Going back underground to find a gem

Opinion by M. Scot Skinner
skinner@azstarnet.com
Tucson, Arizona | Published: 11.05.2009
Do you people have any idea what I go through for you?
I watched every minute of "The Vampire and the Rabbi" because it was made by a Tucson couple and because this column tries to keep it local.
After all, you don't need me to tell you about "Disney's A Christmas Carol." But who else is going to fill you in about a screening of Howard Allen's "Se Habla Español," a short tone poem about helping others and being nice at Christmas time? I figured you'd want to know if a Tucsonan made a good movie. Details about this one are included below anyway.
And because I try to focus on film events happening here, I settled in on Sunday night with a few movies from the Arizona Underground Film Festival, which continues through Saturday at the Screening Room, the Crossroads and the Loft Cinema.
Sure, I could have cut and pasted the plot descriptions, typed "according to the festival's Web site" and called it good.
But I could hardly write that "Someone's Knocking at the Door" is a "genre-defying grind-house throwback," according to the festival's Web site, without adding that it's also an incoherent, annoying mess that gives underground moviemaking a bad name.
It's not the depraved behavior or unattractive nakedness or the blood or the body count that bothered me. No, the biggest grossout was the acting, directing and writing. It screens at 7:30 p.m. Friday at the Crossroads Cinema.
Removing the foul thing from my DVD player, my thoughts turned to David Pike, the director of the second annual Underground Festival. If this film was deemed worthy of a spot in the festival, beating out most of the 300 films submitted this year, can you imagine the tedium he must have endured in recent weeks and months?
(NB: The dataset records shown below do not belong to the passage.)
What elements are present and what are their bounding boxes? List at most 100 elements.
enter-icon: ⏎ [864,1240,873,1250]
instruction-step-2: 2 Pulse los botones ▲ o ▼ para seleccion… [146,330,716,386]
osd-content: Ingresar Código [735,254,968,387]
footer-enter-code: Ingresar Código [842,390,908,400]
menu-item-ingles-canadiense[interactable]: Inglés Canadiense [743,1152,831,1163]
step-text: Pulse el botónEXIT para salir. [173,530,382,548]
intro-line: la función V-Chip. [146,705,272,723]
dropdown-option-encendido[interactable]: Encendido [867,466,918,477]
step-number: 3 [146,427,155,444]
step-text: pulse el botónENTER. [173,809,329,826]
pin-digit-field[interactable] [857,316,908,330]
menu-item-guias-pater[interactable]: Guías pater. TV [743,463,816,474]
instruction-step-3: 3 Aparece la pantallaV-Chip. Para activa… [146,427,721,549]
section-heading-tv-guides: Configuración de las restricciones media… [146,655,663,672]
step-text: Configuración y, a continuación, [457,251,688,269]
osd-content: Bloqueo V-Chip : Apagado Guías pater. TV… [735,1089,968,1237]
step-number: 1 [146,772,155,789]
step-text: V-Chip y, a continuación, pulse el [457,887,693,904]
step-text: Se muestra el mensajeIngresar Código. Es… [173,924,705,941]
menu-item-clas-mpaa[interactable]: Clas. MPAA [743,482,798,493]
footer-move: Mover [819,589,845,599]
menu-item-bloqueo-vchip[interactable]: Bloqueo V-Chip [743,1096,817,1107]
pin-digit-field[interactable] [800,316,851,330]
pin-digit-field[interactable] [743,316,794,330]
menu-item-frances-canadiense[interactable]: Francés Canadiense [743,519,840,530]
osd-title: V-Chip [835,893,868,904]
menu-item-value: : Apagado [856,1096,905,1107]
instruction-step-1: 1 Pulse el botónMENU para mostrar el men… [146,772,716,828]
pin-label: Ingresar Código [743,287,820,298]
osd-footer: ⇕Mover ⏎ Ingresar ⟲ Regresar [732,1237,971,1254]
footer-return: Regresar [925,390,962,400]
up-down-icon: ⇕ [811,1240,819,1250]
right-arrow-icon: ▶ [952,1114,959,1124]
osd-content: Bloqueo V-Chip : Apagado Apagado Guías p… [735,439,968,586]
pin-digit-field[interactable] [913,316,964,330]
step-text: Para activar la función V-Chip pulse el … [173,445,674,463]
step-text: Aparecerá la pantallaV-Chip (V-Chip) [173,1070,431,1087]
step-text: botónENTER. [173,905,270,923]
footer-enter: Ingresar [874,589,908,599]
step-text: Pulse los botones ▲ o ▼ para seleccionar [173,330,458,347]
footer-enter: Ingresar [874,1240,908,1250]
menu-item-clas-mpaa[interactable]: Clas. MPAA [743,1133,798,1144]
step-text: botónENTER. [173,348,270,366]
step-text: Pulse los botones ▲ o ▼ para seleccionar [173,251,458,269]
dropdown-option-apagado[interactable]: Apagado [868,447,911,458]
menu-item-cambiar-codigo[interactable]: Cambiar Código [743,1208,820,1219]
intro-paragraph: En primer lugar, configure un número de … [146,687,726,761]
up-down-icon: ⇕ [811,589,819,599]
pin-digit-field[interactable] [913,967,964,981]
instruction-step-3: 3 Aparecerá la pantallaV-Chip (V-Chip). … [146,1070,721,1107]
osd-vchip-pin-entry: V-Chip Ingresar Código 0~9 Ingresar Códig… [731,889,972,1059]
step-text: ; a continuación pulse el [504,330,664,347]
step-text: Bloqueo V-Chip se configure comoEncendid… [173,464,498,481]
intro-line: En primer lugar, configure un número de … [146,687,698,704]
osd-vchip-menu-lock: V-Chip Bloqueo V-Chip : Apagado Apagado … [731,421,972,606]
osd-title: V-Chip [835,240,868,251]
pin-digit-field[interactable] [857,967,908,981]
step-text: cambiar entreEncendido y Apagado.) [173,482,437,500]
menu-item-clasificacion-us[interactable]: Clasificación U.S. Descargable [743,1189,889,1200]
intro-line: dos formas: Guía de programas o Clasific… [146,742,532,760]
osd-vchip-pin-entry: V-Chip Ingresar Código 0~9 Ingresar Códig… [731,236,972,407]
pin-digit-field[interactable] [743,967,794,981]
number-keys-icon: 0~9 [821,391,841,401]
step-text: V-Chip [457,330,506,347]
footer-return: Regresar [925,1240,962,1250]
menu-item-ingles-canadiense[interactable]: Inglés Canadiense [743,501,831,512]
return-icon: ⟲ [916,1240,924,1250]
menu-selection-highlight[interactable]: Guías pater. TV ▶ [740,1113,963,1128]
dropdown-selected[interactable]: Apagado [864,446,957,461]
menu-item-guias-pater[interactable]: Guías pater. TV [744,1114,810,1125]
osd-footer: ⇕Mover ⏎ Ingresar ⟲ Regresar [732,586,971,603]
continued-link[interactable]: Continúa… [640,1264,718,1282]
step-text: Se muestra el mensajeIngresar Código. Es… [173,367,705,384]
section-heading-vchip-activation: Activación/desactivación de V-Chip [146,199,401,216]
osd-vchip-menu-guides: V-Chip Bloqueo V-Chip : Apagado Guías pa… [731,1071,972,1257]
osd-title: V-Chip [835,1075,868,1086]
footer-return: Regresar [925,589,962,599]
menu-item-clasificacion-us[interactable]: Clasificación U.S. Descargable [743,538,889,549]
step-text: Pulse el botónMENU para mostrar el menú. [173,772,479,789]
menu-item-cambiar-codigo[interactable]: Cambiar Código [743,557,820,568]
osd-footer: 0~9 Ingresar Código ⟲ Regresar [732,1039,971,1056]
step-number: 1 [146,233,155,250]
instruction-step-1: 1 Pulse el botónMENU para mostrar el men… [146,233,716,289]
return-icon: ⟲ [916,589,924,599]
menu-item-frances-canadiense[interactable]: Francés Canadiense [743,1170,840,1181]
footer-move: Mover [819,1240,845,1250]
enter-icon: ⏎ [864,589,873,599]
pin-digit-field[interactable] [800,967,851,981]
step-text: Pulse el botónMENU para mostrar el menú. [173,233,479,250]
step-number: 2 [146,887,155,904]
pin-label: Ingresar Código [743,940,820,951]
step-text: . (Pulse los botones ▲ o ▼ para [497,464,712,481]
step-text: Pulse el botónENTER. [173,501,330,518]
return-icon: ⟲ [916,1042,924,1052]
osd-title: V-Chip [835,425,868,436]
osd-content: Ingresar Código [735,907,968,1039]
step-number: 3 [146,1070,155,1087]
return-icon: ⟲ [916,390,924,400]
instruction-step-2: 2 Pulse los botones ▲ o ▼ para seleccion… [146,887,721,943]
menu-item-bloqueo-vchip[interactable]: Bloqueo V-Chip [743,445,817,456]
Strangely encouraged to press on, I popped in the next one, a grimy exploitation flick with a title exactly like "Run, Lola, Run!" except for the Lola part. It screens at 9:30 tonight at the Screening Room.
But unlike that breathless German treasure from 1998, this "Run" walks the line between dull and duller. It's an unintelligible hodgepodge of images that never threatens to mean anything.
After enduring these two examples of underground cinema so that you don't have to, the multiplex has never looked so inviting. Surely "The Men Who Stare at Goats" would be more worthwhile than what was up next at my house: A documentary about the men and women who star in porn.
But "9 to 5 Days in Porn" turns out to be a first-rate documentary that's full of absurd human drama. Expertly constructed to reveal virtually every aspect of the unsavory adult entertainment industry, it's surprisingly insightful and hard-edged (and explicit).
Directed by Jens Hoffman, it screens at 10 p.m. Saturday at the Screening Room.
The festival's schedule also includes a screening of Rob Zombie's 2005 thriller "The Devil's Rejects" on Saturday at the Loft. Cult star William Forsythe will sign autographs and answer questions following the 8 p.m. screening. Tickets are $8.
Admission is $6 for the other films in the festival.
For a complete schedule and more information about the fest, go to www.azundergroundfilmfest.com
More on Howard Allen's film
The short film "Se Habla Español," written and directed by Howard Allen, will be shown at 7 p.m. Saturday at the Crossroads Cinema, 4811 E. Grant Road.
The filmmakers, cast and crew are expected. Tickets are $8.